Все кругом было необыкновенно и удивительно. Верхушки скал порозовели и потеплели. Но все кругом неистовствовало, и сверху по тропинкам бежали к обрыву крестьяне, чтобы увидеть, что происходит внизу. Они давно ждали этого, но никогда не могли представить себе всю невероятную картину обвала и наводнения. И когда они стояли на обрывах и смотрели в кипевшую под ними пропасть, ими овладевал страх. Они садились на камни, у них подкашивались ноги, женщины вскрикивали и хватали друг друга за руки. Дети плакали, собаки выли.
Но глаза Фазлура, Умар-Али, Гифта и всех, кто был на склоне, упорно возвращались к тому месту, где была машина Фуста, и это место уже нельзя было найти в клокотавшем и постоянно изменявшемся движении могучего грязевого потока, в который непрерывно сверху прибавлялись все новые волны жидкой грязи, новые камни, ударявшие друг о друга, а кругом обваливались скалы и вверх били огромные фонтаны бешеной воды.
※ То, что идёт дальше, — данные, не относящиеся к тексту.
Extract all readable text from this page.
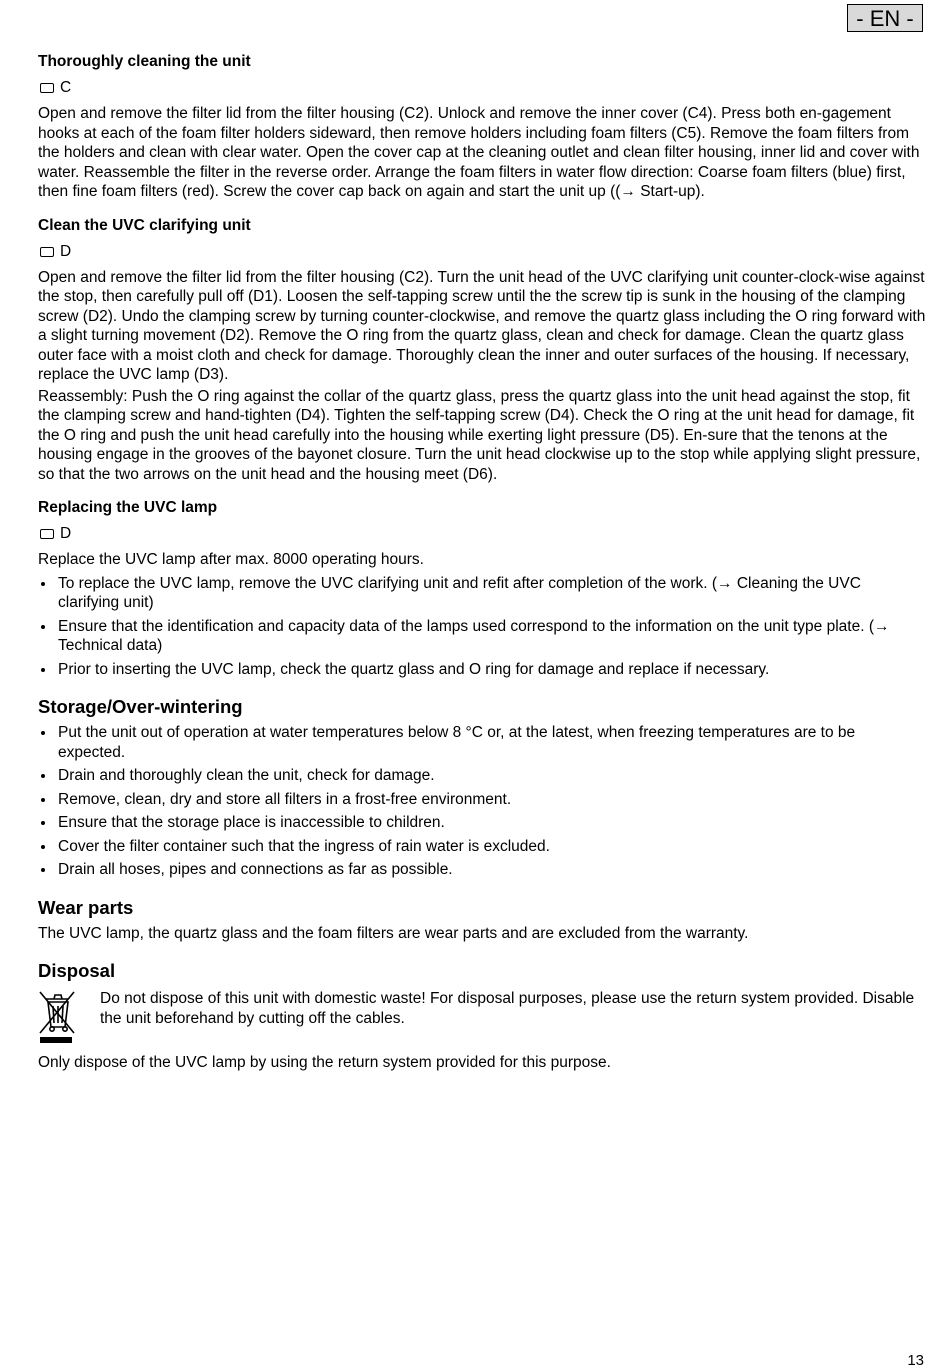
- EN -
Thoroughly cleaning the unit
C

Open and remove the filter lid from the filter housing (C2). Unlock and remove the inner cover (C4). Press both en-gagement hooks at each of the foam filter holders sideward, then remove holders including foam filters (C5). Remove the foam filters from the holders and clean with clear water. Open the cover cap at the cleaning outlet and clean filter housing, inner lid and cover with water. Reassemble the filter in the reverse order. Arrange the foam filters in water flow direction: Coarse foam filters (blue) first, then fine foam filters (red). Screw the cover cap back on again and start the unit up ((→ Start-up).

Clean the UVC clarifying unit
D

Open and remove the filter lid from the filter housing (C2). Turn the unit head of the UVC clarifying unit counter-clock-wise against the stop, then carefully pull off (D1). Loosen the self-tapping screw until the the screw tip is sunk in the housing of the clamping screw (D2). Undo the clamping screw by turning counter-clockwise, and remove the quartz glass including the O ring forward with a slight turning movement (D2). Remove the O ring from the quartz glass, clean and check for damage. Clean the quartz glass outer face with a moist cloth and check for damage. Thoroughly clean the inner and outer surfaces of the housing. If necessary, replace the UVC lamp (D3).

Reassembly: Push the O ring against the collar of the quartz glass, press the quartz glass into the unit head against the stop, fit the clamping screw and hand-tighten (D4). Tighten the self-tapping screw (D4). Check the O ring at the unit head for damage, fit the O ring and push the unit head carefully into the housing while exerting light pressure (D5). En-sure that the tenons at the housing engage in the grooves of the bayonet closure. Turn the unit head clockwise up to the stop while applying slight pressure, so that the two arrows on the unit head and the housing meet (D6).

Replacing the UVC lamp
D

Replace the UVC lamp after max. 8000 operating hours.

To replace the UVC lamp, remove the UVC clarifying unit and refit after completion of the work. (→ Cleaning the UVC clarifying unit)
Ensure that the identification and capacity data of the lamps used correspond to the information on the unit type plate. (→ Technical data)
Prior to inserting the UVC lamp, check the quartz glass and O ring for damage and replace if necessary.
Storage/Over-wintering
Put the unit out of operation at water temperatures below 8 °C or, at the latest, when freezing temperatures are to be expected.
Drain and thoroughly clean the unit, check for damage.
Remove, clean, dry and store all filters in a frost-free environment.
Ensure that the storage place is inaccessible to children.
Cover the filter container such that the ingress of rain water is excluded.
Drain all hoses, pipes and connections as far as possible.
Wear parts

The UVC lamp, the quartz glass and the foam filters are wear parts and are excluded from the warranty.

Disposal

Do not dispose of this unit with domestic waste! For disposal purposes, please use the return system provided. Disable the unit beforehand by cutting off the cables.

Only dispose of the UVC lamp by using the return system provided for this purpose.

13
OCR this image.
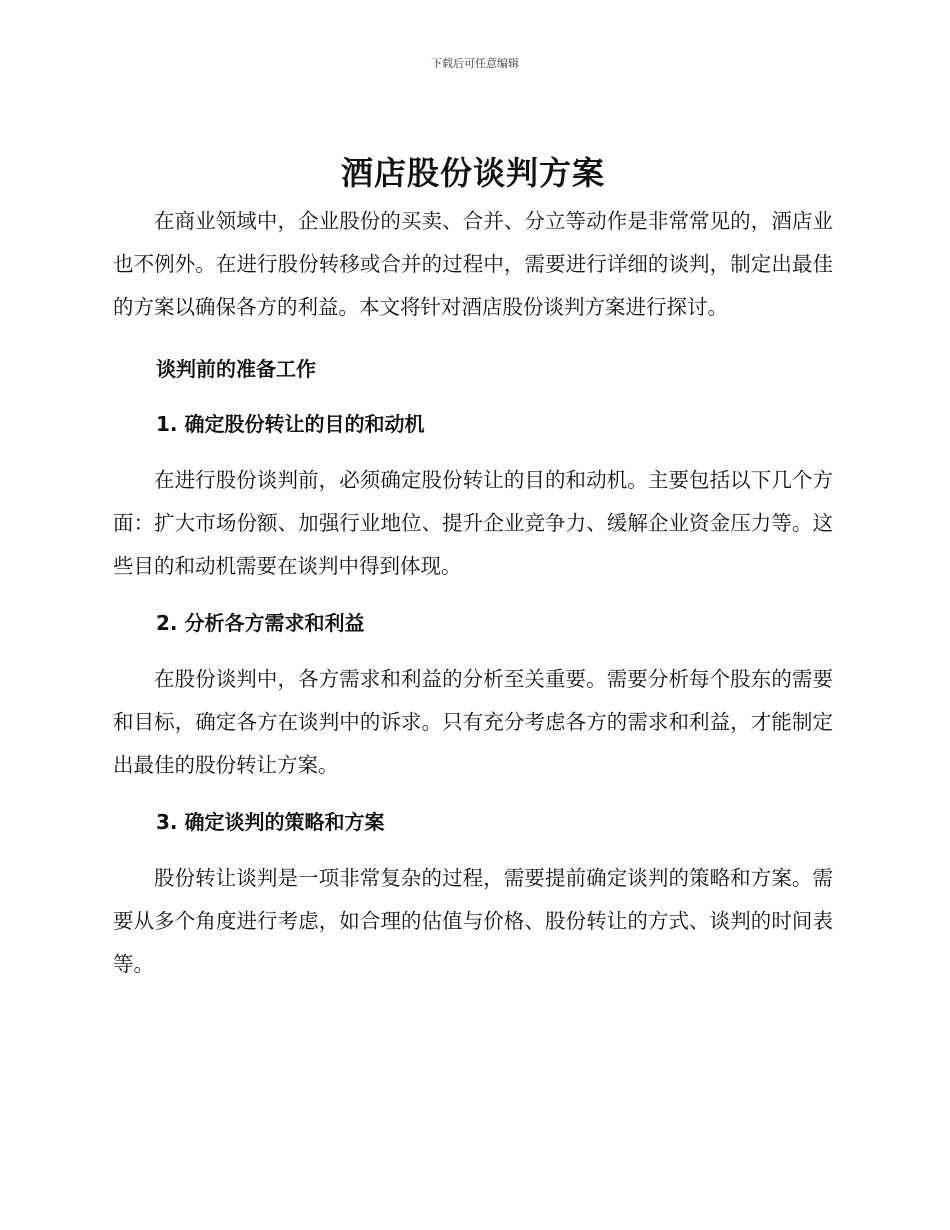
下载后可任意编辑
酒店股份谈判方案

在商业领域中，企业股份的买卖、合并、分立等动作是非常常见的，酒店业也不例外。在进行股份转移或合并的过程中，需要进行详细的谈判，制定出最佳的方案以确保各方的利益。本文将针对酒店股份谈判方案进行探讨。

谈判前的准备工作
1. 确定股份转让的目的和动机

在进行股份谈判前，必须确定股份转让的目的和动机。主要包括以下几个方面：扩大市场份额、加强行业地位、提升企业竞争力、缓解企业资金压力等。这些目的和动机需要在谈判中得到体现。

2. 分析各方需求和利益

在股份谈判中，各方需求和利益的分析至关重要。需要分析每个股东的需要和目标，确定各方在谈判中的诉求。只有充分考虑各方的需求和利益，才能制定出最佳的股份转让方案。

3. 确定谈判的策略和方案

股份转让谈判是一项非常复杂的过程，需要提前确定谈判的策略和方案。需要从多个角度进行考虑，如合理的估值与价格、股份转让的方式、谈判的时间表等。
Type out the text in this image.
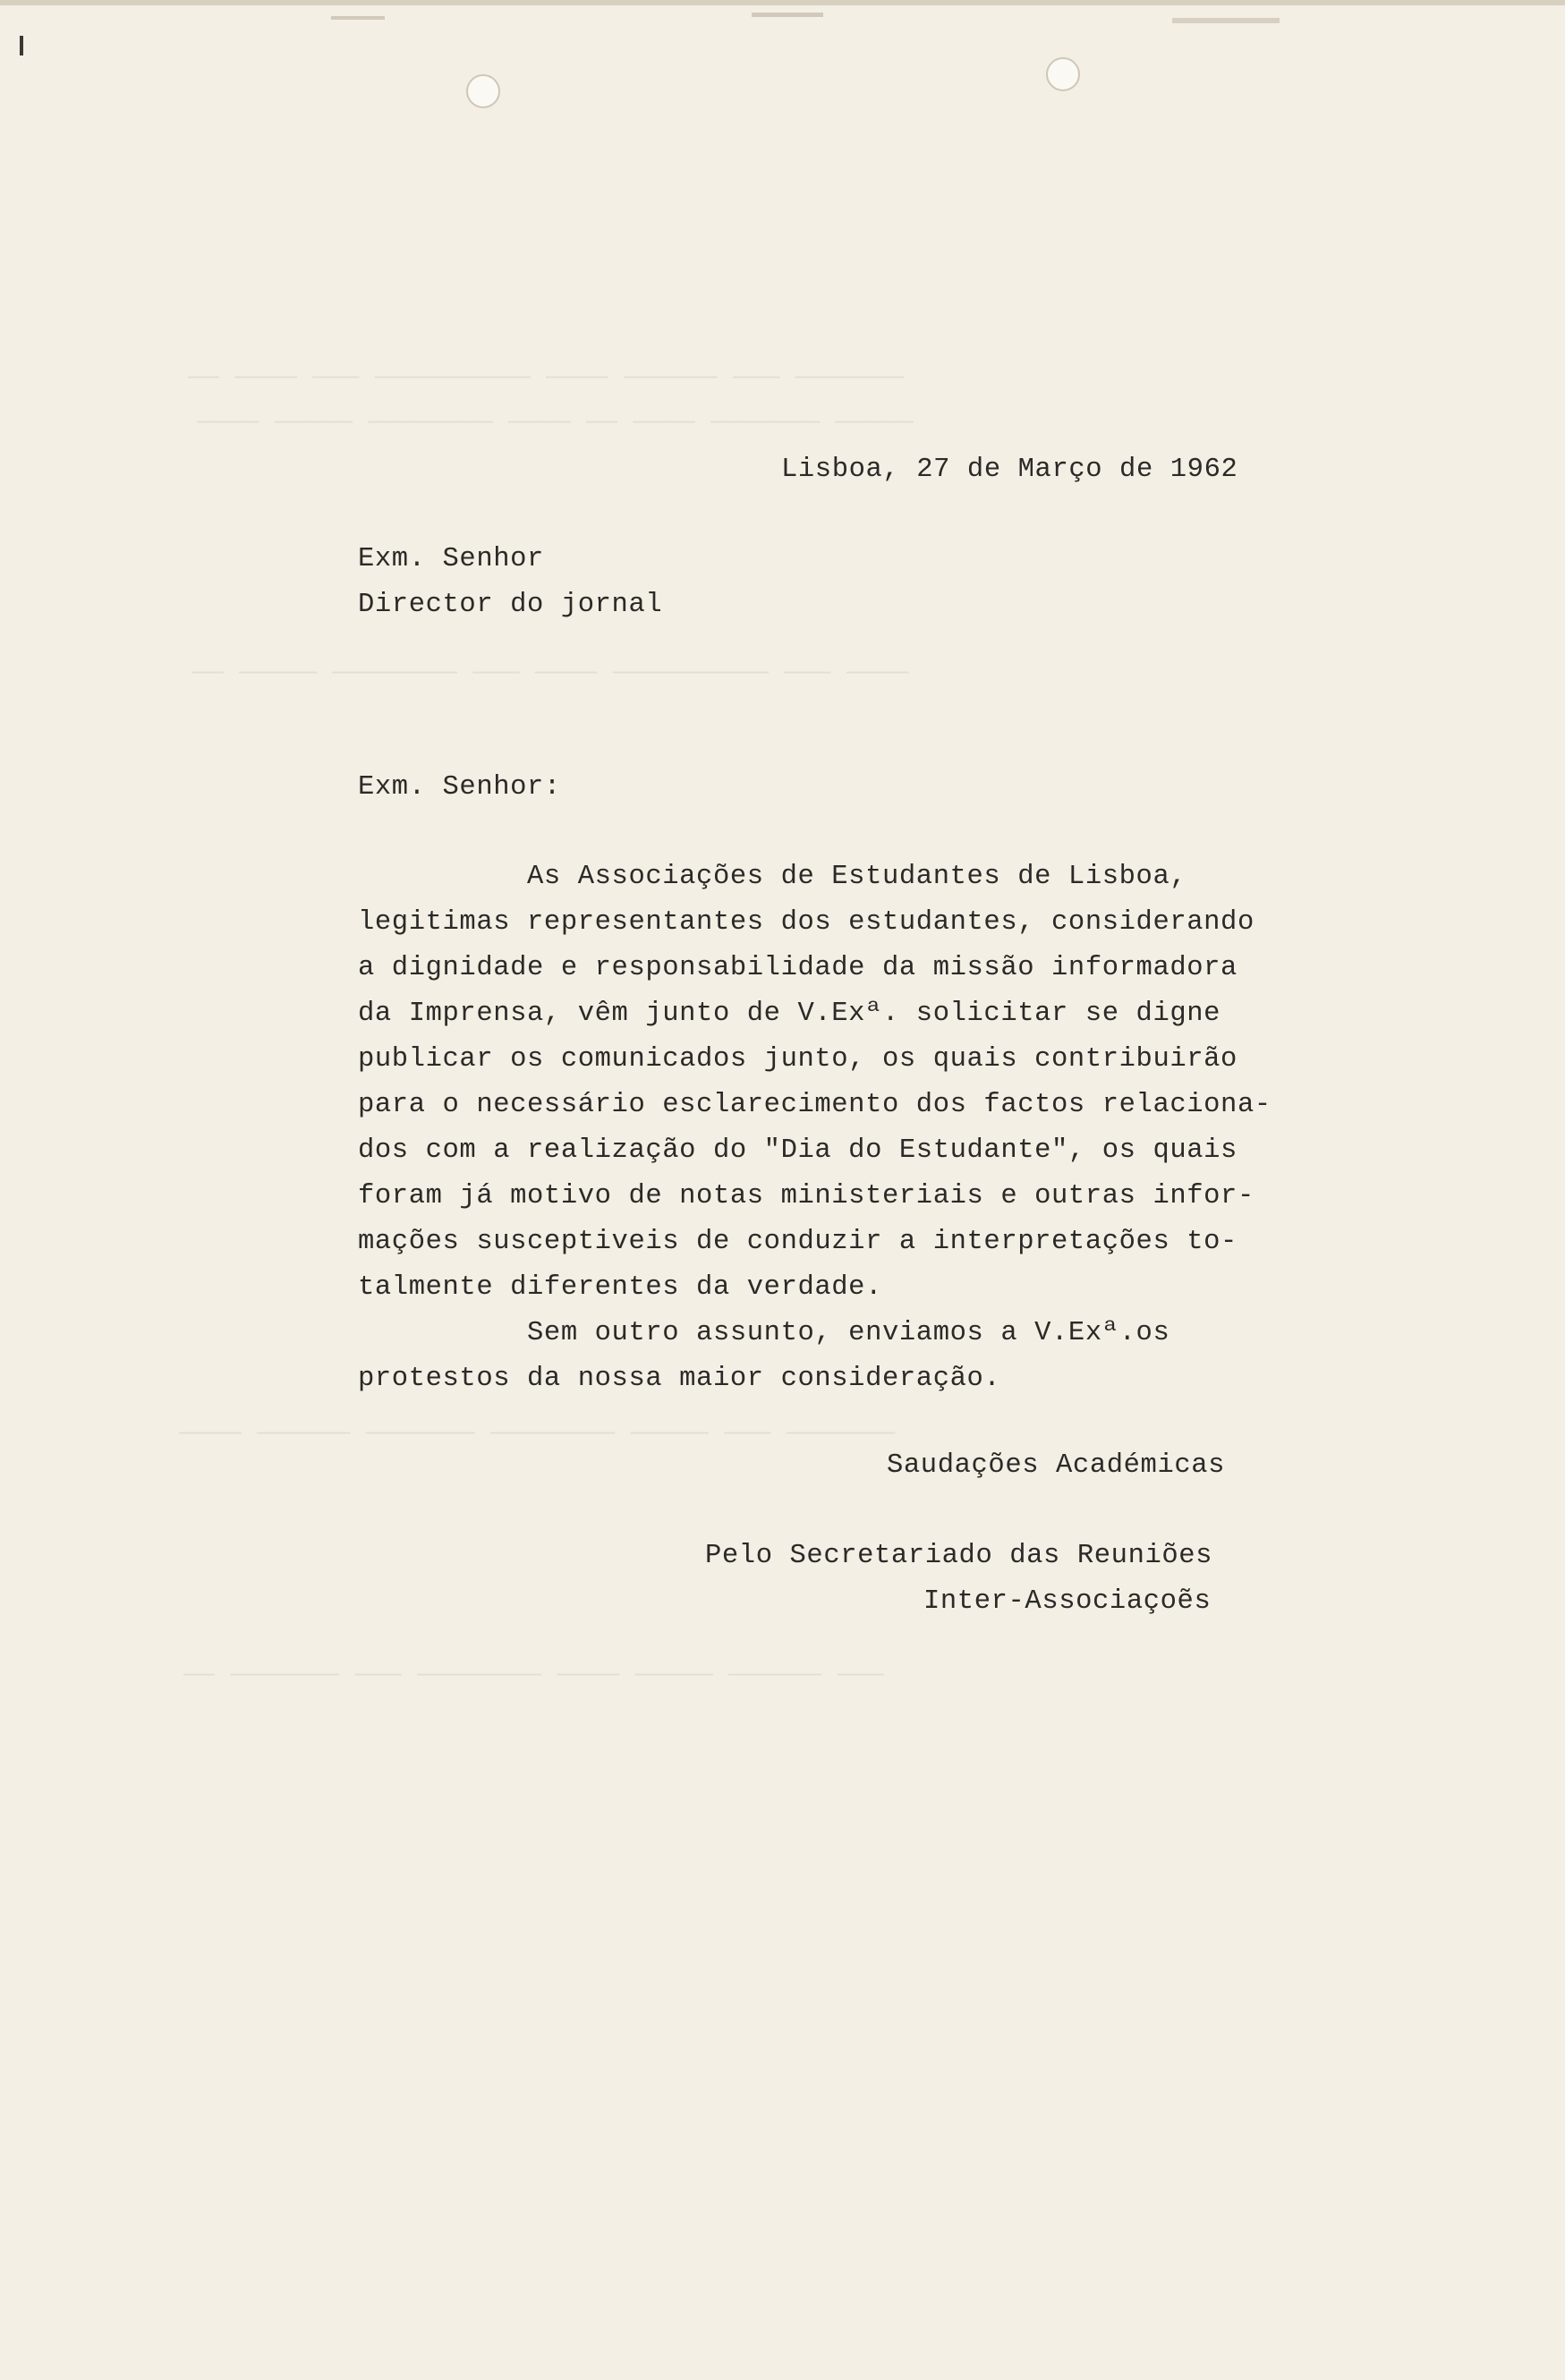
——————— ——— —————— ———— —————————— ——— ———— ——
————— ——————— ———— —— ———— ———————— ————— ————
———— ——— —————————— ———— ——— ———————— ————— ——
——————— ——— ————— ———————— ——————— —————— ————
——— —————— ————— ———— ———————— ——— ——————— ——
Lisboa, 27 de Março de 1962
Exm. Senhor
Director do jornal
Exm. Senhor:
As Associações de Estudantes de Lisboa,
legitimas representantes dos estudantes, considerando
a dignidade e responsabilidade da missão informadora
da Imprensa, vêm junto de V.Exª. solicitar se digne
publicar os comunicados junto, os quais contribuirão
para o necessário esclarecimento dos factos relaciona-
dos com a realização do "Dia do Estudante", os quais
foram já motivo de notas ministeriais e outras infor-
mações susceptiveis de conduzir a interpretações to-
talmente diferentes da verdade.
Sem outro assunto, enviamos a V.Exª.os
protestos da nossa maior consideração.
Saudações Académicas
Pelo Secretariado das Reuniões
Inter-Associaçoẽs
И казалось, этому не будет конца.
Глава 16
Глава 16
Был очень жаркий вечер. Фазлур и Нигяр сидели рядом на окне и слушали, как дышит вечерний город, как жаждут глотка прохлады люди и животные. Едва заметная влажность, предвещавшая конец сухой жары, ощущалась в воздухе, и все знали, что скоро придут дни, когда теплые дожди хлынут на иссохшую землю и она напьется досыта влаги. Но сейчас даже свистки и гудки маневрирующих на станции паровозов и звонки велосипедистов, разукрашенных тонг и дребезжащих экк,[9] несущихся педикапов и резкие, дребезжащие сигналы трамваев звучали с особенной сухостью.
В черном море крыш и тяжелой листвы светились острыми разноцветными огнями базары. И люди, несмотря на жаркий, душный вечер, двигались большими толпами, шелест шагов издалека казался рокотом набегающих на низкий берег волн. Торговцы и покупатели, разморенные жарой, все же склонялись над материями, казавшимися в ярком свете лавок особо заманчивыми и красивыми. Жарко блистали украшения — все эти браслеты, кольца и ожерелья, перед которыми останавливались женщины, молодые и старые. К начищенным до ослепляющего блеска медным блюдам и кувшинам нельзя было притронуться, они казались раскаленными. Красные, желтые, оранжевые и зеленые воды в бутылках не приносили облегчения, сколько бы их ни пили. И там, где пекли, варили, жарили на улице, где стояли облака пара и слышался лязг ножей и стук черных котелков, сковород и чашек с дымящейся пищей, тоже толпился народ, оглушаемый криком продавцов, предлагавших попробовать горячих блюд, горьких и сладких. В пыльной мгле поднимались к небу толстые двухохватные стволы фикусов. Со старых чинар с шершавым шорохом слетали листья. Тополи в садах казались завернутыми в черные запыленные чехлы. Пыльные пальмы в зеленом воздухе вечера были словно вырезанные из металла. Тамаринды, как слоны, спали, прижавшись друг к другу.